Je vais travailler, installer dans les traces de ceux qui,ostréiculteurs, abandonnèrent ce chantier, par manque de réussite. Ce lieu de mémoire me plait. J'ai, avec moi, quelques cueillettes préalables et je me mets au boulot. J'aime cette position ramassée de mon corps, à genoux, les mains fouillant l'humus et plaçant un par un, toutes les pièces d'un mandala , le souffle presque coupé. Cette intimité partagée avec la terre qui vous fait comprendre qu'un jour, nous ne serons devenus, guère plus que cet humus.
Exil,
Je me suis déplacé essentiellement sur la côte et près de la mer pour mes travaux, hormis, un crochet d'une journée par le Mané-Bogar de Plouarnel, à la recherche de souvenir des beaux jours passés là cet été en famille. J'y crée quelques installations.
Revenu à mes travaux sur l'exil, je pense à Karim, rencontré il y a une douzaine d'années. Malien, après mile galères et un séjour de 10 ans en Russie, il est récupéré par une préfecture pour être interprète de Russe entre autre. Des histoires d'exil, il les collecte. Il en a plein la tête puisqu'il travaille au service des émigrés.
Il me raconte la destinée d'Aminata. Aminata aurait pu s'appeler Fatouma, peu importe. Africaine, musulmane, mère de 3 enfants, elle prend le chemin de l'exil pour fuit la misère. En route, elle est chargée de s'occuper de 9 enfants, abandonnés, parce que les hommes n'en voulaient pas pour prendre le bateau et que c'était son destin de femme de s'en occuper. Aminata, on avait perdu ses traces du côté de Tripoli. Elle avait embarqué une nuit avec sa ribambelle, quittant la Lybie sur un bateau débordant d’immigrés clandestins, qui devait rejoindre l'Europe. Son histoire s'arrêtait là et Karim pleurait, car elle était de sa famille.
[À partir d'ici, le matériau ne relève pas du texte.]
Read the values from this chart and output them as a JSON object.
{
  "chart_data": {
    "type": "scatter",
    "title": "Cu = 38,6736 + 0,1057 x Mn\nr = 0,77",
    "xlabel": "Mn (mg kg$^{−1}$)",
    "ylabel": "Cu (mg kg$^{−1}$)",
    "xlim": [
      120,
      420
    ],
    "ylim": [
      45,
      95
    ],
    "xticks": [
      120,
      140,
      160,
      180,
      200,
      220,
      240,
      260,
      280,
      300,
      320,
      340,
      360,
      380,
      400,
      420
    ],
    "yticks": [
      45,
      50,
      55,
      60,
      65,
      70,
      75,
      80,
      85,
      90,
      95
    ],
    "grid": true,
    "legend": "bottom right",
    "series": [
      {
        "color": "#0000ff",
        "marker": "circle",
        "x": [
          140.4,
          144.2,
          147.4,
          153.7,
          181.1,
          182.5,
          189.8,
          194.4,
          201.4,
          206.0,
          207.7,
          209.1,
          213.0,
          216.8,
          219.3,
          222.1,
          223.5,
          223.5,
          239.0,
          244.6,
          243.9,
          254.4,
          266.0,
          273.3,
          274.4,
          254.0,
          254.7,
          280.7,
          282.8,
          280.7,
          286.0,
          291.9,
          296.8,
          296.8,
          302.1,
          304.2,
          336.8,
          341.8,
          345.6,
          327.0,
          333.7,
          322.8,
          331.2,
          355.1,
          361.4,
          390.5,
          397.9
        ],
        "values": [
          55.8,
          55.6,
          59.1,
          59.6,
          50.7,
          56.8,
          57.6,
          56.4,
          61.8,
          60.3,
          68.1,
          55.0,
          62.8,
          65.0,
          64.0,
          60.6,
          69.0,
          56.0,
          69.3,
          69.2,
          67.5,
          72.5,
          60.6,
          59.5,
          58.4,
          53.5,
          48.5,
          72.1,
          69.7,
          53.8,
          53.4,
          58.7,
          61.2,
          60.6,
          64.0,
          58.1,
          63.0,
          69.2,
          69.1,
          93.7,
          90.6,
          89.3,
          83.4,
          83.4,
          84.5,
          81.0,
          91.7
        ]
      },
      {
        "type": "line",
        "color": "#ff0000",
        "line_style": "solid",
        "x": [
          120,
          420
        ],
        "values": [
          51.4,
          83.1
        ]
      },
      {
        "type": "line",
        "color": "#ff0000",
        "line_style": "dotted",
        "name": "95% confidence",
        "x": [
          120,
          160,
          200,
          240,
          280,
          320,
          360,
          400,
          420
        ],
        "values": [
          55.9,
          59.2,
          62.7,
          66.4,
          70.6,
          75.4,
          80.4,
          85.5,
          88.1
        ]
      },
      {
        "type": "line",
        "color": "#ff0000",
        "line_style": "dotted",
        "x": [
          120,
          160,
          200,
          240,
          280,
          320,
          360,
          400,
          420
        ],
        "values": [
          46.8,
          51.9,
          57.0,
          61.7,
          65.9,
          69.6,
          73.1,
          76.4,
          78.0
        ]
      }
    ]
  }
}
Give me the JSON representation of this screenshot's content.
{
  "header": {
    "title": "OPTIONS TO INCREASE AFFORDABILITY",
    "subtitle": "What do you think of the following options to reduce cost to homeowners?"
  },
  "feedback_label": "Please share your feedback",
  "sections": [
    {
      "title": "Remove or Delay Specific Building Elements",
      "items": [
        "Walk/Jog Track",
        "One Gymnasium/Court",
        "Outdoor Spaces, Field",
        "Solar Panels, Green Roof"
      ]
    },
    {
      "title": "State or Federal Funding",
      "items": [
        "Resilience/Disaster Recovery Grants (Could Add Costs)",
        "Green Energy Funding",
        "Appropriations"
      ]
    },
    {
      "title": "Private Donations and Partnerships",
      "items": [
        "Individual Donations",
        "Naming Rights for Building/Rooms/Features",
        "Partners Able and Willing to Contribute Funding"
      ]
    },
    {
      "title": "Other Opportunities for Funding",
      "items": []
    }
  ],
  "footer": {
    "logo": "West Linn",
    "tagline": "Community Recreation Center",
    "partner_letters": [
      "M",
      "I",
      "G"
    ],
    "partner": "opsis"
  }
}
J'ai essayé d'évoquer cette histoire, cette famille de fortune ou d'infortune avec mes pauvres pierres, un jour de Novembre 2014 sur une plage bretonne, aidé par le soleil.
Roger Dautais.
"Tout vient des mains
Infirmes de lumière
Le chant d'un ocarina
Le feu du printemps
Et le visage dune femme
Égaré dans les roseaux de l'aube
Tout vient des mains
Le sel et l'amour
Le rire des blés
L'insecte qui tourne autour de son ombre
Comme un fou dans la cellule
Où la liberté écrit sur les murs
Tout vient des mains
La porcelaine du jour et la glaise de la nuit."
André Laude / Nomade du soleil /oeuvre poétique /edit deLa Différence ... p.25
Merci à Mémoire de silence de m'avoir envoyé ce poème déjà publié sur Le Chemin mais que je reprends aujourd'hui.